Kia Electric Vehicle
When the Kia Soul EV hit the market in October 2014, it promised a fresh alternative to the small hatchback electric cars on the market. It offered a slightly larger cabin wrapped in a charming iconoclastic design. More importantly, its 27 kilowatt-hour battery pack provided about a dozen more miles on a charge than what the the Nissan LEAF and Ford Focus Electric deliver. The electric Soul’s EPA rating for range is 93 miles. Nonetheless, Kia Soul EV sales averaged below 100 units a month in 2015, placing it in the back of the plug-in pack —even behind the discontinued Cadillac ELR.
Yet, according to report from UK’s Autocar, Hyundai-Kia is not giving up on the Soul EV. The publication offers this single point about the Soul, which is getting a facelift for 2017: the next EV version will have longer range. More details are not provided.
While consumer sales of the Soul EV are not newsworthy, the vehicle recently garnered press coverage because it’s being used in Hyundai’s research regarding autonomous vehicles. Soul EVs, equipped with advanced assisted-driving technologies, are being tested on Nevada roads. In fact, most autonomous driving programs use electric vehicles as test cars—portending the time when fleets of self-driving EVs are dotting the US landscape. By 2020, Kia plans to introduce such features as traffic jam assist, automated braking and autonomous valet parking—followed by fully autonomous cars in about 2030.

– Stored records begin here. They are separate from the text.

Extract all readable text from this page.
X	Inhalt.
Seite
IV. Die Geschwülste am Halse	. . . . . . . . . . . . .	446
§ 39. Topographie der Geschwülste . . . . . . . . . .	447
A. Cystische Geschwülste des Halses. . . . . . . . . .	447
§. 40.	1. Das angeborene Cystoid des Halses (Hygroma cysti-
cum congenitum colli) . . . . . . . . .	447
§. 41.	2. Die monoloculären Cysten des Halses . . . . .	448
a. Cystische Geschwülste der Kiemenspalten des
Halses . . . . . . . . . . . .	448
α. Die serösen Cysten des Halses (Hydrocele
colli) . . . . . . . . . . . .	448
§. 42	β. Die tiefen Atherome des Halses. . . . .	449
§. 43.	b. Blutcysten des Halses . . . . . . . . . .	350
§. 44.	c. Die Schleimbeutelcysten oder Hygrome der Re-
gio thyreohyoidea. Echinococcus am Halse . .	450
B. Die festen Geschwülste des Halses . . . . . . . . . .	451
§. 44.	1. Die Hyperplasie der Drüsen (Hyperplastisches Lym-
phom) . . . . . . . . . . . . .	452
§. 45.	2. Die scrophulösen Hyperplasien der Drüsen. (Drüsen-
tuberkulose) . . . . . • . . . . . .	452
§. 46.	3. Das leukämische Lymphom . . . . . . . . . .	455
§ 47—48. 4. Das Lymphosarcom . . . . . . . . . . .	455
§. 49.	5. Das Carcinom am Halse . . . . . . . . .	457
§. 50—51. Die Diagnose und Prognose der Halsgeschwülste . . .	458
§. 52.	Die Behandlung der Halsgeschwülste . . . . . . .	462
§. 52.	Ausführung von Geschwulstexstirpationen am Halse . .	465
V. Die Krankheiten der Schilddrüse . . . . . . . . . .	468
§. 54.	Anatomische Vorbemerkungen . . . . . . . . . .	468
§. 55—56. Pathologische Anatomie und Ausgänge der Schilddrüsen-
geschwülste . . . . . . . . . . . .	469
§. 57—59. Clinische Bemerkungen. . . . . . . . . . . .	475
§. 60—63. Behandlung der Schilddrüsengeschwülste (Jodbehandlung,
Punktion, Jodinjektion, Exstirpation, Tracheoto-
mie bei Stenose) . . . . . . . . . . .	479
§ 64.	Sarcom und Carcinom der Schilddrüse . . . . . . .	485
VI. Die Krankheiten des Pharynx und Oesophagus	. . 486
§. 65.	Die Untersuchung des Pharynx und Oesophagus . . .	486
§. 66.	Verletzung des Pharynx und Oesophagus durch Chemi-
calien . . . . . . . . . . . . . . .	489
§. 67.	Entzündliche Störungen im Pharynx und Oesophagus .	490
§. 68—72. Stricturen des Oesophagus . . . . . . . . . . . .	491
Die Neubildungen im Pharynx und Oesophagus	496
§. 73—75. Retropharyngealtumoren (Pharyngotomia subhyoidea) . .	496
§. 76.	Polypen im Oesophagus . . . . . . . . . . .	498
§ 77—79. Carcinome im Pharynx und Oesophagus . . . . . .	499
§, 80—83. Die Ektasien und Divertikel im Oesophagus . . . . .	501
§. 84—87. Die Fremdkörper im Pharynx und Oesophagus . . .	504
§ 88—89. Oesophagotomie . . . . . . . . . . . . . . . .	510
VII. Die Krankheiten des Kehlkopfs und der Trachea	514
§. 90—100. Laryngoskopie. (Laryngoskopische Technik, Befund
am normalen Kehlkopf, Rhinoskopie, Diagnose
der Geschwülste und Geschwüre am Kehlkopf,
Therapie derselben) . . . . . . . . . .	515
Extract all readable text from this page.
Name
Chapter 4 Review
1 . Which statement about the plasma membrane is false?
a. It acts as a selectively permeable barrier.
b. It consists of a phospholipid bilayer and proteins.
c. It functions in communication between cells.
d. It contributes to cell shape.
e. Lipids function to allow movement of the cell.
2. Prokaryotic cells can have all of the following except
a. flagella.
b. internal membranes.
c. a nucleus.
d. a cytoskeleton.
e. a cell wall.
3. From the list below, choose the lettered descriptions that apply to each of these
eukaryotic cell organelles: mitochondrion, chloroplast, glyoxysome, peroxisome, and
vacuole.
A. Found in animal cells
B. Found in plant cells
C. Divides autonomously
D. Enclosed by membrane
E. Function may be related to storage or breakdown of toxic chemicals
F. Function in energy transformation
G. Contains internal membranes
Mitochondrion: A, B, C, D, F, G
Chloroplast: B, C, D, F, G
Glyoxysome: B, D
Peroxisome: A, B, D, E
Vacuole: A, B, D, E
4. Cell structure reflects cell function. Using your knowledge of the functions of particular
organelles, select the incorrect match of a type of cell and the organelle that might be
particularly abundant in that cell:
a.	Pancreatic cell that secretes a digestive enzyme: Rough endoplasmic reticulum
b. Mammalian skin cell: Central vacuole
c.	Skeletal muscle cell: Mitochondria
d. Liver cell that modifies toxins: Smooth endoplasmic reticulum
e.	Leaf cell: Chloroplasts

Putting the Soul EV in self-driving test fleets is obviously not enough to make it a legitimate player in the plug-in market. Expanding to multiple states hasn’t done the trick either.
Poor sales of the Kia Soul EV were not helped when distribution expanded in 2015 from California alone, to Oregon, Washington, Georgia, Texas and Hawaii. In fall 2015, four more states were added, with about 20 dealerships in New York, New Jersey, Connecticut and Maryland starting to offer the electric car. Yet, Kia Soul EV sales have essentially remained flat.
A future increase in range in the Kia Soul EV, say to 100 or even 120 miles, could be more effective—but will need to be accompanied by a much more aggressive production and sales campaign. Otherwise, the Soul EV will be dismissed as purely a research or compliance vehicle—and overlooked by consumers who might otherwise see the Kia electric car as a legitimate alternative.
When I drove the Soul EV for a week in fall 2014, I found its aggressive one-pedal braking, smart EV gauges and standard DC Quick Charging to be smartly designed—setting a high standard for affordable EVs. A good electric is a terrible thing to waste.
Autocar only offered a single line about what we might expect from a new Kia Soul EV later this year. Let’s hope that the Kia is being coy, holding back information about it potential big plans for much better range and, more importantly, a sincere sales effort.